BP - and the Silver-Lining Call of Humility
If there is a silver lining in BP oil rig disaster—and we think there is, and it is growing—it is that the quality of humility is a great mind-clearer about a lot of things, as well as a sort of invitation to reconsider our faith and the place of God in the nation’s discourse. As more and more accept the invitation, much good can come out of it.
First, it’s just astounding to watch the utter shallowness and vacuity of a PR-managed White House engaging in all manner of ‘positioning’ gymnastics so as to stay on whatever side the latest focus group tells them they need to be on. Boot on the neck of BP, ass-kicking, criminal investigations, escrow accounts—all of this is now so openly exposed as empty theatrics.
At the most elementary level of common sense, it should be clear that no one wants the gusher to keep gushing. And no one wants the gusher stopped more than BP. They are experiencing a financial and public relations disaster they probably wouldn’t wish on their worst enemy, much less on themselves. They have hundreds and probably thousands of employees working around the clock on every solution they can think of to stop the leak and mitigate the damage from what has already been lost into the Gulf of Mexico. To jump on them as if they are callous criminals or laggards in need of an ass-kicking smacks of an arrogant out-of-touchness that is disgusting.

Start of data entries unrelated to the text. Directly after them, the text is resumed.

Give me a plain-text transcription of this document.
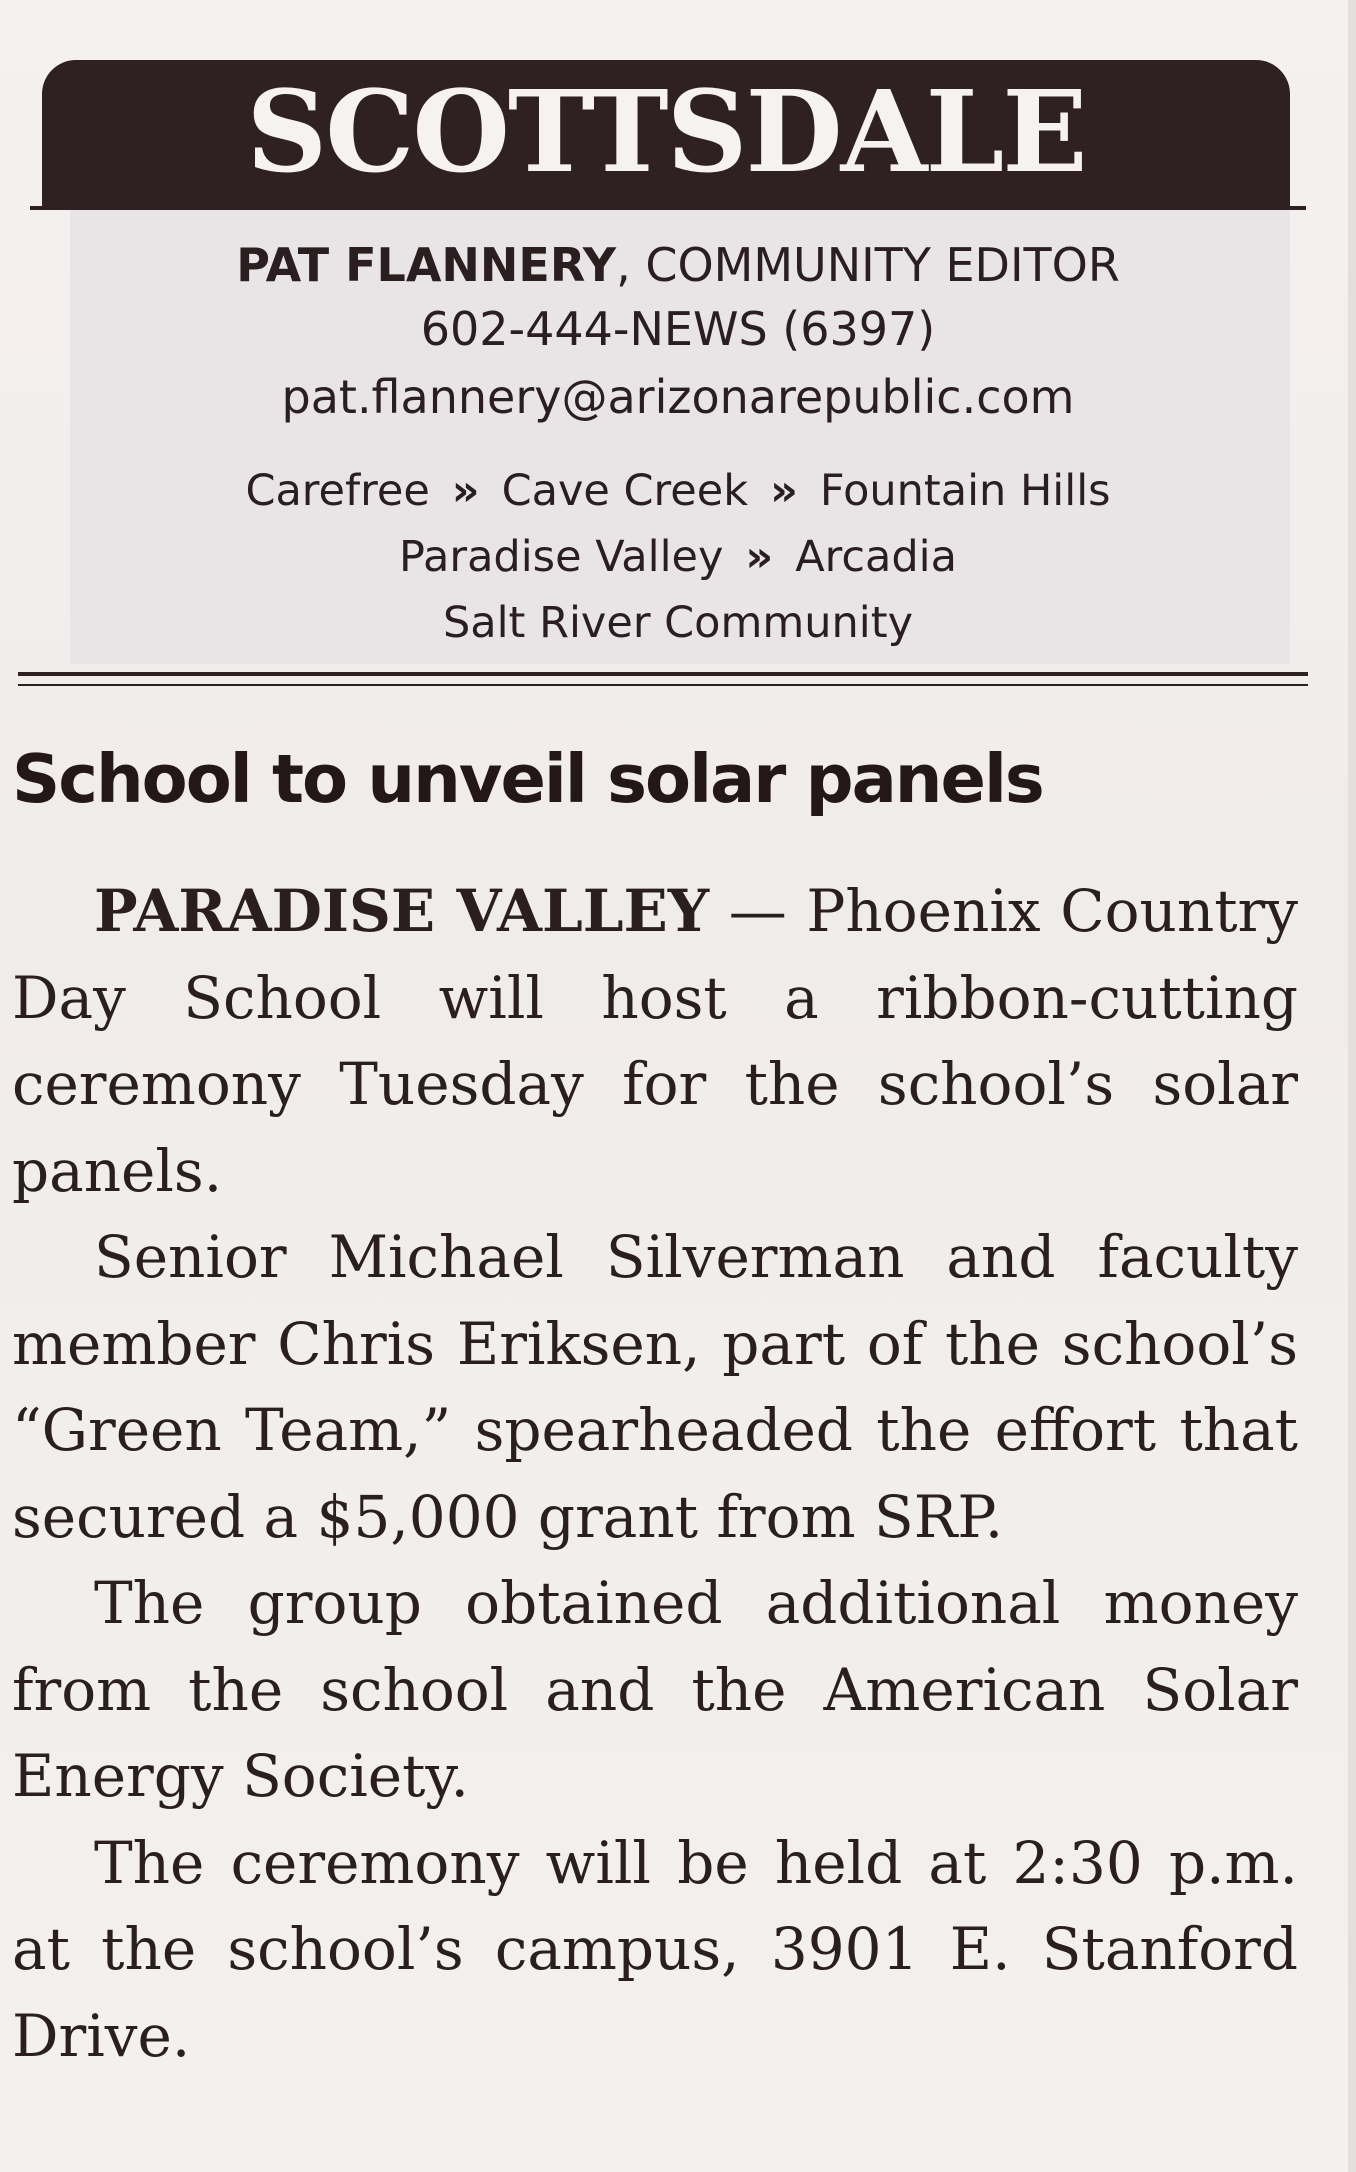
SCOTTSDALE
PAT FLANNERY, COMMUNITY EDITOR
602-444-NEWS (6397)
pat.flannery@arizonarepublic.com
Carefree » Cave Creek » Fountain Hills
Paradise Valley » Arcadia
Salt River Community
School to unveil solar panels

PARADISE VALLEY — Phoenix Country Day School will host a ribbon-cutting ceremony Tuesday for the school’s solar panels.

Senior Michael Silverman and faculty member Chris Eriksen, part of the school’s “Green Team,” spearheaded the effort that secured a $5,000 grant from SRP.

The group obtained additional money from the school and the American Solar Energy Society.

The ceremony will be held at 2:30 p.m. at the school’s campus, 3901 E. Stanford Drive.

But then ought to come the humility that comes from recognizing that despite these round-the-clock efforts, despite expert panels, despite Obama’s weirdly repetitive reminders that he has a ‘Nobel-prize winning physicist’ as the head of the Department of Energy, despite ‘all the king’s horses, and all the king’s men’ brought to bear on the problem—men and women are nearly two months into this and still can’t get it stopped.
Maybe this scenario is prompting a widespread, renewed consideration of the basic question: just who or what is in charge of this earth?
No, we’re not going to embark on some Ted Turner-type theory that God is telling us not to drill offshore for oil. We don’t think the point regarding faith has anything to do with any suggestion that God caused the gusher or will cause it to stop. The point, instead, is that we as humans are not nearly so wise and powerful and in control as we think we are, but that we will find things coming under control much sooner and on much better terms when we are realigned with the Biblical principle that “it is he that hath made us, and not we ourselves.”
The founders of America knew who the Creator was and is, and on more than one occasion in the nation’s growth, its leaders have bowed before that Creator to seek guidance and wisdom in human affairs. And America’s history has shown that this kind of humility tends to bring solutions into view, whether in matters of war or in coping with natural disasters.
We don’t see any such humility in Obama or anywhere in his radical leftist regime; we see nothing but relentless political power calculations and PR tactics designed to achieve them. It’s not surprising that we also see the result: total futility and ineptitude.
Among the many adjustments preparing the American psyche to finally eject Obama from the Presidency, the BP oil rig disaster may do more than a million blog entries and any grandiose Republican political strategy. It’s serving, day after day after day, as a naked exposure of an arrogant and utterly godless administration—which is completely out of step with and opposite to the character of the American people. It’s making the conclusion clearer and clearer:
Obama must go.
Again, all that’s needed is a reasonably prominent leader or pundit to STOP the ritual incantation that Obama is inevitably the president for a full four year term. He can be out much sooner if the American people demand it. And they want to demand it; they’ve just been frozen so far by the perpetually reinforced concept that the orderly democratic process requires that he stay in office. The freeze can yield to the heat—the heat that is rising every day from the realization that this guy was and is a complete fraud, the most egregious, unqualified shyster ever to pose his way into political office. Resignation is the remedy.